Rock Hall of Fame to Open New ‘The Beatles: Get Back to Let It Be’ Exhibit in March


Rock Cellar Magazine StaffCategories:Latest News

Rock Cellar Magazine

The Beatles: Get Back to Let It Be is the name of an exciting new exhibit scheduled to open to the masses at the Rock & Roll Hall of Fame on March 18.

Designed as an “immersive complement” to Peter Jackson’s recent docuseries, The Beatles: Get Back, it looks to be quite a spectacle.

Some additional details on the Beatles-themed extravaganza, per a news release:

“The Beatles have had a massive, global impact across generations. We are excited to welcome a diverse mix of fans from around the world to experience this exhibit and are grateful for the support of Paul McCartney, Ringo Starr, the estates of John Lennon and George Harrison, Apple Corps Ltd., and Peter Jackson for helping us tell this important story,” said Greg Harris, President & CEO, Rock & Roll Hall of Fame.

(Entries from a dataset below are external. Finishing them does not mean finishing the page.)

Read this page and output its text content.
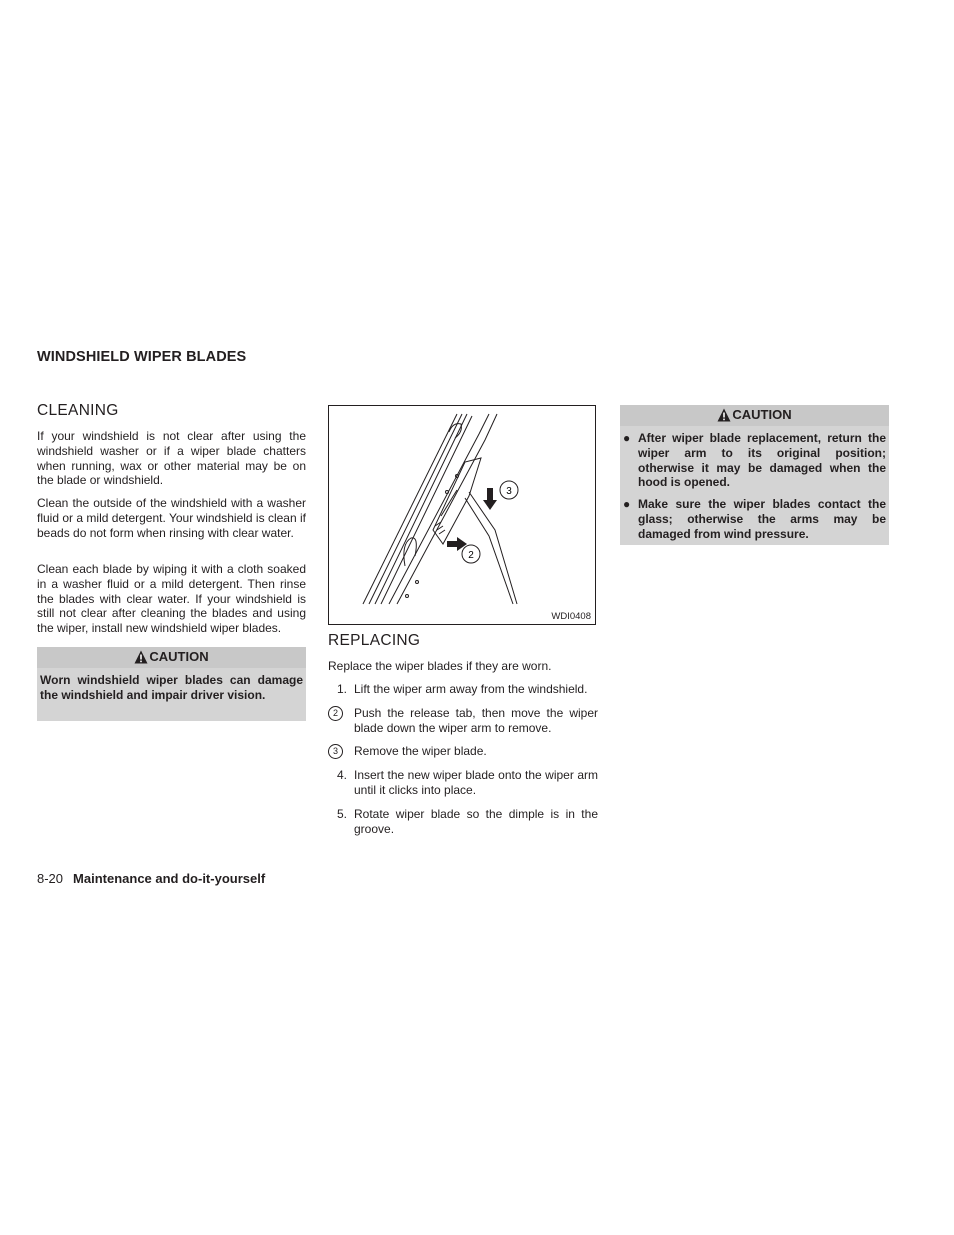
WINDSHIELD WIPER BLADES
CLEANING

If your windshield is not clear after using the windshield washer or if a wiper blade chatters when running, wax or other material may be on the blade or windshield.

Clean the outside of the windshield with a washer fluid or a mild detergent. Your windshield is clean if beads do not form when rinsing with clear water.

Clean each blade by wiping it with a cloth soaked in a washer fluid or a mild detergent. Then rinse the blades with clear water. If your windshield is still not clear after cleaning the blades and using the wiper, install new windshield wiper blades.

CAUTION
Worn windshield wiper blades can damage the windshield and impair driver vision.
3
2
WDI0408
REPLACING

Replace the wiper blades if they are worn.

1. Lift the wiper arm away from the windshield.
2	Push the release tab, then move the wiper blade down the wiper arm to remove.
3	Remove the wiper blade.
4. Insert the new wiper blade onto the wiper arm until it clicks into place.
5. Rotate wiper blade so the dimple is in the groove.
CAUTION
● After wiper blade replacement, return the wiper arm to its original position; otherwise it may be damaged when the hood is opened.
● Make sure the wiper blades contact the glass; otherwise the arms may be damaged from wind pressure.
8-20 Maintenance and do-it-yourself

Fans will experience The Beatles’ creative journey through the exhibit’s original instruments, clothing, and handwritten lyrics used by The Beatles and seen in the film, including items loaned directly by Paul McCartney, Ringo Star, and the estates of George Harrison and John Lennon. The exhibit will feature high-definition film clips, audio, and custom projections, transporting fans into The Beatles’ vibrant world of January 1969.

Some of the exhibit’s unique items include:

Paul McCartney’s black and gray shirt that was worn in the studio and handwritten lyrics for “I’ve Got A Feeling.”
Ringo Starr’s maple Ludwig drum kit and his borrowed red raincoat from the rooftop performance.
John Lennon’s iconic eyeglasses, Wrangler jacket, an Epiphone electric guitar, and handwritten lyrics for “Dig A Pony.”
George Harrison’s pink pinstripe suit and handwritten lyrics for “I Me Mine.”

And more:

Fans will also enjoy audio engineer, producer, and Rock & Roll Hall of Fame Inductee Glyn Johns’ record acetate from the sessions and iconic photography by Linda McCartney and by Ethan Russell, who documented the band’s January 1969 rehearsals, sessions, and rooftop performance, and whose photos are featured in the Let It Be album art.

Like Jackson’s “Get Back” docuseries, the exhibit shows how The Beatles composed and recorded many of their iconic songs from scratch. The exhibit’s three screening rooms feature a selection of footage from each location from the docuseries: Twickenham, Apple Studios, and the Apple Corps rooftop. The footage from the recording sessions and conversations turn the clock back to 1969, showing the intimacy, joyousness, and humor as The Beatles write and record songs for Let It Be and some songs featured on Abbey Road and future solo albums.